We started brining our turkeys about 15 years ago ... we could never, ever go back to a regular turkey now. We have tried it with fresh, organic and frozen ... brined and not brined. Brining wins hands down. Even our sons ask us every year “dad’s brining the turkey, right?”. It just tastes so amazing. If worried about salt ... just use less, we use quite a combo brine which includes maple syrup, soy, herbs, garlic, etc. Amazing! I still do not know if you can stuff a brined turkey or not, and if not - why not. Can’t seem to find the answer to this anywhere.

9. by GraceAnn Walden on Dec 19, 2011 at 10:43 AM PST

Read food expert Harold McGee on brining: http://nytimes.com/2008/11/12/dining/12curi.html

And you cannot use the pan juices for gravy.GraceAnn Walden

10. by Redbud9 on Nov 22, 2012 at 6:33 AM PST

I could not disagree more about brining. I thought the difference with a brined bird was remarkable. I will never served an “UNbrined” turkey again!
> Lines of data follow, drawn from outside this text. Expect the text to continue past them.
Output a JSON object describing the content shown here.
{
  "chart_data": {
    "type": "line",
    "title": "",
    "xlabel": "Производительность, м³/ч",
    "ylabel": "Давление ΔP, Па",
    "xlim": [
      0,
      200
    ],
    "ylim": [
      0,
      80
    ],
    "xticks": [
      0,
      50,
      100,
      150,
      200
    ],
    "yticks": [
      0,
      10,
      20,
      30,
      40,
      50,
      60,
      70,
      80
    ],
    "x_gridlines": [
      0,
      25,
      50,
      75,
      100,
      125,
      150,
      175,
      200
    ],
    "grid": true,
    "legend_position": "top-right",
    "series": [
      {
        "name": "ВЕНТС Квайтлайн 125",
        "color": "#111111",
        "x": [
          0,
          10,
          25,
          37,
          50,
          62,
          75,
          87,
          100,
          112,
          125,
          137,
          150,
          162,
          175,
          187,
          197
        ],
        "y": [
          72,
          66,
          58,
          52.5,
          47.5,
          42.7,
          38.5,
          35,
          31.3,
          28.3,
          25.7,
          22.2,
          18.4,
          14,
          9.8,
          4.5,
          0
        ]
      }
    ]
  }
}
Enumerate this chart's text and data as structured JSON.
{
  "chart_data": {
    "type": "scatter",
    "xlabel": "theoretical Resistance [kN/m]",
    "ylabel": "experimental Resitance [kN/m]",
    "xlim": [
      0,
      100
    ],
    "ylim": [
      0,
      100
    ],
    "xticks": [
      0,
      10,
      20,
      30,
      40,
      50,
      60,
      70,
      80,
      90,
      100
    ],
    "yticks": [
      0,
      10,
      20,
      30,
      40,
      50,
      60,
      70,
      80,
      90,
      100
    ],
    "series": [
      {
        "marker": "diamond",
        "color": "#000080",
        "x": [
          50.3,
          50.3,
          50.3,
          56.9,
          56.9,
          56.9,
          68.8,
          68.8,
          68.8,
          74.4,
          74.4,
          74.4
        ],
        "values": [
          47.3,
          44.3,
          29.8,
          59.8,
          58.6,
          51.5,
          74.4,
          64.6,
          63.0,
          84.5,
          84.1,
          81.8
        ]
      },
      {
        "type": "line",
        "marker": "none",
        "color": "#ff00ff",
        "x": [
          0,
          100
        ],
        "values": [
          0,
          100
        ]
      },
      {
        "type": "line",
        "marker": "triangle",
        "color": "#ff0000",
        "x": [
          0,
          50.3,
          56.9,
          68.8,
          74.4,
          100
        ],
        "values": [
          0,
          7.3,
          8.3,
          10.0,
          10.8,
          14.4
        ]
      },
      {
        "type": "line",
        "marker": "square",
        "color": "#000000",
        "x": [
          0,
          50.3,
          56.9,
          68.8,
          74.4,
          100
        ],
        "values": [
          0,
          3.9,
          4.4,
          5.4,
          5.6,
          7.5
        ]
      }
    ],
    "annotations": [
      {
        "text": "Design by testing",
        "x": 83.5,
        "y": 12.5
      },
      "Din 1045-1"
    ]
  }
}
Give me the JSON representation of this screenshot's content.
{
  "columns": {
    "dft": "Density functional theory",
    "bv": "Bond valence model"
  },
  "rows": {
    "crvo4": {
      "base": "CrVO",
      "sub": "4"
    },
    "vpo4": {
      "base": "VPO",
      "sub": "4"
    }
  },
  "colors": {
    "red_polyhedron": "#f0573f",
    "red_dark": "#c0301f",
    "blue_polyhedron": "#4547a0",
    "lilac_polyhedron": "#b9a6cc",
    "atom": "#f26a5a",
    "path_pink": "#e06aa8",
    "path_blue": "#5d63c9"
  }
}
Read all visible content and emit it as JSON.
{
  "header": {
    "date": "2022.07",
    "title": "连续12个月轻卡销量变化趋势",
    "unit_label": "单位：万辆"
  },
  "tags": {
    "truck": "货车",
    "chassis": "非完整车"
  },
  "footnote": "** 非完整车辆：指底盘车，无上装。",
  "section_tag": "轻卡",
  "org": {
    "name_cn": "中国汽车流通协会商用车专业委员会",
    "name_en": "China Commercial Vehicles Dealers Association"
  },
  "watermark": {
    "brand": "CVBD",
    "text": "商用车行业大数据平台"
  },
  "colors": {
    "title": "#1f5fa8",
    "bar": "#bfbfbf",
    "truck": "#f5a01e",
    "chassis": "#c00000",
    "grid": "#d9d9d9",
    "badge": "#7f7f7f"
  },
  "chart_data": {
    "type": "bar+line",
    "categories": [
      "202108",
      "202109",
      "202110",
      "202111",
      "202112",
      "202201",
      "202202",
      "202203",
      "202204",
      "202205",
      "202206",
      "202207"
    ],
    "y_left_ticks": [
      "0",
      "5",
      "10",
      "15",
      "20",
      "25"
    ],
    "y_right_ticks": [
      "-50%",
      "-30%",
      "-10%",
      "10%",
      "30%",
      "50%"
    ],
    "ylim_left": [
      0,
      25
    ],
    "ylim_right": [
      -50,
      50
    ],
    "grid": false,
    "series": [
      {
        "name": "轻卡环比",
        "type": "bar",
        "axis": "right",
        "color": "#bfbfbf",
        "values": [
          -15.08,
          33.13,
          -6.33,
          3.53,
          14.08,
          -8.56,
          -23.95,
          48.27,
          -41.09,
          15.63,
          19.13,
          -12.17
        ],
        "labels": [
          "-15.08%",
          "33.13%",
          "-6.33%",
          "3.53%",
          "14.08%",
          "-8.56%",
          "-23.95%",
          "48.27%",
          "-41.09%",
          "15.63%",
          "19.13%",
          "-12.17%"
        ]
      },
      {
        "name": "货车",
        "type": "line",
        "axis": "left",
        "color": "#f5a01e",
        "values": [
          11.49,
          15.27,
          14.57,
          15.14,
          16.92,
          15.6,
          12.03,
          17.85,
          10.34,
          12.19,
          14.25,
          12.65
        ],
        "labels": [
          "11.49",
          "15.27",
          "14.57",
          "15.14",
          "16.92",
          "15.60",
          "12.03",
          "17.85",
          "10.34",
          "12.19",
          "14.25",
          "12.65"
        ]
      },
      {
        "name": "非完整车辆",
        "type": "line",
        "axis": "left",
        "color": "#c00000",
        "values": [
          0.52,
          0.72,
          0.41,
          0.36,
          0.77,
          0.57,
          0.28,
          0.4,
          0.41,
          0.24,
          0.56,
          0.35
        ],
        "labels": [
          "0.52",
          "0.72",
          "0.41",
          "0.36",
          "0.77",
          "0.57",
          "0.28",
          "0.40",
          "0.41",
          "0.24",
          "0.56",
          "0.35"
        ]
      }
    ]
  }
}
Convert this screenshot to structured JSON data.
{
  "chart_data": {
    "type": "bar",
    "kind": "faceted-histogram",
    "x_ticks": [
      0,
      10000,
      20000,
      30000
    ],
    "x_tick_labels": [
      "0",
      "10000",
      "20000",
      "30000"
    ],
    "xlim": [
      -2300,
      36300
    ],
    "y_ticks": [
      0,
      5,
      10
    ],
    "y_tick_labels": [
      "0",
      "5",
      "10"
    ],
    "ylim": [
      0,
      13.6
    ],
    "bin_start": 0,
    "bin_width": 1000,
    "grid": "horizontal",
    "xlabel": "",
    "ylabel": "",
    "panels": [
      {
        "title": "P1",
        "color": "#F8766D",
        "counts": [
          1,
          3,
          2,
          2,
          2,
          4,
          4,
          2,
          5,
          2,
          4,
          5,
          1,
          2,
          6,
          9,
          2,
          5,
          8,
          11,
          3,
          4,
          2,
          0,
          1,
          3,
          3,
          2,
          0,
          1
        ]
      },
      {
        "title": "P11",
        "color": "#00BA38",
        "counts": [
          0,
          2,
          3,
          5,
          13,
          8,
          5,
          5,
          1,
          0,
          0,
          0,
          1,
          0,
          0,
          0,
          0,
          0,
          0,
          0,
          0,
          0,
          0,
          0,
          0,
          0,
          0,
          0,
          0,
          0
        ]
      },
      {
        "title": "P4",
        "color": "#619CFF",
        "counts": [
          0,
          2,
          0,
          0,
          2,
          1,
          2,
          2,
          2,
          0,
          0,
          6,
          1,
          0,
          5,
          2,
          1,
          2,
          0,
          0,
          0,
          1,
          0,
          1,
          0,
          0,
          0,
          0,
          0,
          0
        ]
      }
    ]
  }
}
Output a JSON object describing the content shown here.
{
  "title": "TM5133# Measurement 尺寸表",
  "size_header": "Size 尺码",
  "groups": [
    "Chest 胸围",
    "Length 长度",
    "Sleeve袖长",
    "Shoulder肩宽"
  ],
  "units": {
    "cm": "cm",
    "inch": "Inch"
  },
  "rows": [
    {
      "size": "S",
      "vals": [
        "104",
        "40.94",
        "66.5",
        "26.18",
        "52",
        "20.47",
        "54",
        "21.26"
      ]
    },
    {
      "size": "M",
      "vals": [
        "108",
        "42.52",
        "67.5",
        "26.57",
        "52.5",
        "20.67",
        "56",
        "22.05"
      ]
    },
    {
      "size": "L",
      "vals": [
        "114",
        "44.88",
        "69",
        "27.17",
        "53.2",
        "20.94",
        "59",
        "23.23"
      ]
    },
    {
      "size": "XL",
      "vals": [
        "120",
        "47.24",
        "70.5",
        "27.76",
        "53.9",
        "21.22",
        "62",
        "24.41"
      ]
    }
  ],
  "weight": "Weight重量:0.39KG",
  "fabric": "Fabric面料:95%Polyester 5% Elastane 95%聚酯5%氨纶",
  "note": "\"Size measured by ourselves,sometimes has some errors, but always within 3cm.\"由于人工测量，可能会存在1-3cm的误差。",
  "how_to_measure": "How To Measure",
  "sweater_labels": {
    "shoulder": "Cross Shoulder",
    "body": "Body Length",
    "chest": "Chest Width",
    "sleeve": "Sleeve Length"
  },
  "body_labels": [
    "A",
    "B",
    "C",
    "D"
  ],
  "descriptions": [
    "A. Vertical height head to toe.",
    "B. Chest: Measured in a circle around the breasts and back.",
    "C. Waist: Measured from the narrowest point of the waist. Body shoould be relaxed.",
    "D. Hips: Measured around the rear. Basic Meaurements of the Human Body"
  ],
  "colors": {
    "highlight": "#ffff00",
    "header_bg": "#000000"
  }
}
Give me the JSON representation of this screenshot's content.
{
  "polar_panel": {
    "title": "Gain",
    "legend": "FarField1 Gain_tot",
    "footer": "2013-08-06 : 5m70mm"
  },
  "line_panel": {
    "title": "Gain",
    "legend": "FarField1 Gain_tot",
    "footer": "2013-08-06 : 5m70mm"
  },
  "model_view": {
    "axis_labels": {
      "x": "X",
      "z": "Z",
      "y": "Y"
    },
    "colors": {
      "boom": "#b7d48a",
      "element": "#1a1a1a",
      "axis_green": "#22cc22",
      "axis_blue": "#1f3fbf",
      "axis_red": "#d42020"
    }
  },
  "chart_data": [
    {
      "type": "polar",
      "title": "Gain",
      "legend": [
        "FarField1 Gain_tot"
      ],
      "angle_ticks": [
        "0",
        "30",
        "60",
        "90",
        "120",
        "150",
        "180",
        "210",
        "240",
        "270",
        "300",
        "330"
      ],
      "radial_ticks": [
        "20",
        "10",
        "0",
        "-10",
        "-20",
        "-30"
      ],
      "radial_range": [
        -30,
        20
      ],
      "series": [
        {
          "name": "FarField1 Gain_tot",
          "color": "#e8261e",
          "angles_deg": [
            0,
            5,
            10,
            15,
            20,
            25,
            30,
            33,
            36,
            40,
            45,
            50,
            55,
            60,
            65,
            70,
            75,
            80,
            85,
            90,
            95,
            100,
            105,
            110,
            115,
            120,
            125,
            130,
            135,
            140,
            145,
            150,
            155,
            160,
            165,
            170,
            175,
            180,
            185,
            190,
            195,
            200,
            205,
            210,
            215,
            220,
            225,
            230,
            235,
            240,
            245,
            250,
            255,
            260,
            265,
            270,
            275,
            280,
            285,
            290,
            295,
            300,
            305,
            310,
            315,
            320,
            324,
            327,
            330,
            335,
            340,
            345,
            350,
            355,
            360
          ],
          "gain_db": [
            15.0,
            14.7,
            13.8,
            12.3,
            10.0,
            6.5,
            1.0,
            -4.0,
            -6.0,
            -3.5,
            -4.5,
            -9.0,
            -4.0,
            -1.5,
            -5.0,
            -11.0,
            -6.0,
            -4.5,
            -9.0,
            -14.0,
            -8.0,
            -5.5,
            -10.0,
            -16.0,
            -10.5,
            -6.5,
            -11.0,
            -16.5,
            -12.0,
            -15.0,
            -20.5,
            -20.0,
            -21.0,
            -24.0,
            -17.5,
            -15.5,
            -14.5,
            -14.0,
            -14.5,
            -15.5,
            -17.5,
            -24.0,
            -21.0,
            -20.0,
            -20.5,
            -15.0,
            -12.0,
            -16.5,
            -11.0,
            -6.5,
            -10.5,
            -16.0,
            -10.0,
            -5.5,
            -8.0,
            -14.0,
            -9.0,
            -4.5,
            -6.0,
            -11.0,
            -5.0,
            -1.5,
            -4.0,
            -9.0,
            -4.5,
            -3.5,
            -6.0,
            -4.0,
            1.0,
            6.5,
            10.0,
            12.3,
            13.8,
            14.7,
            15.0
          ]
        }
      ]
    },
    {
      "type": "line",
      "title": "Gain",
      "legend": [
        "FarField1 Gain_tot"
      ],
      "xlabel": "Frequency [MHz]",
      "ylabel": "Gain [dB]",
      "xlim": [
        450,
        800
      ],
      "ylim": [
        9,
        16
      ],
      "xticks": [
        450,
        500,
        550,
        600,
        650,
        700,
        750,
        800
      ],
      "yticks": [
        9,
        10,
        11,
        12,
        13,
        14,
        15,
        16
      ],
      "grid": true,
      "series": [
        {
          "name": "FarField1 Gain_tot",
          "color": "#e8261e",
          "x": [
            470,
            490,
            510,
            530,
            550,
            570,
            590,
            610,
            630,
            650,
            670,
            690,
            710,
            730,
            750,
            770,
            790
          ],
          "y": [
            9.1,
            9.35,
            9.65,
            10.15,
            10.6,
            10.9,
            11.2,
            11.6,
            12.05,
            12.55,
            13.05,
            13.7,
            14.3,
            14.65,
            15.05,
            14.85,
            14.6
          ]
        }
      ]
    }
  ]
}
11. by Angela on Nov 22, 2012 at 9:45 PM PST

I’m surprised at the negative comments about brining. Especially from Mr. McGee. Obviously he has never had one done properly. I HATE salty tastes, and have never had the bird or gravy turn out “salty” after brining. We started brining for Thanksgiving 5 years ago, and the kids insist on it now.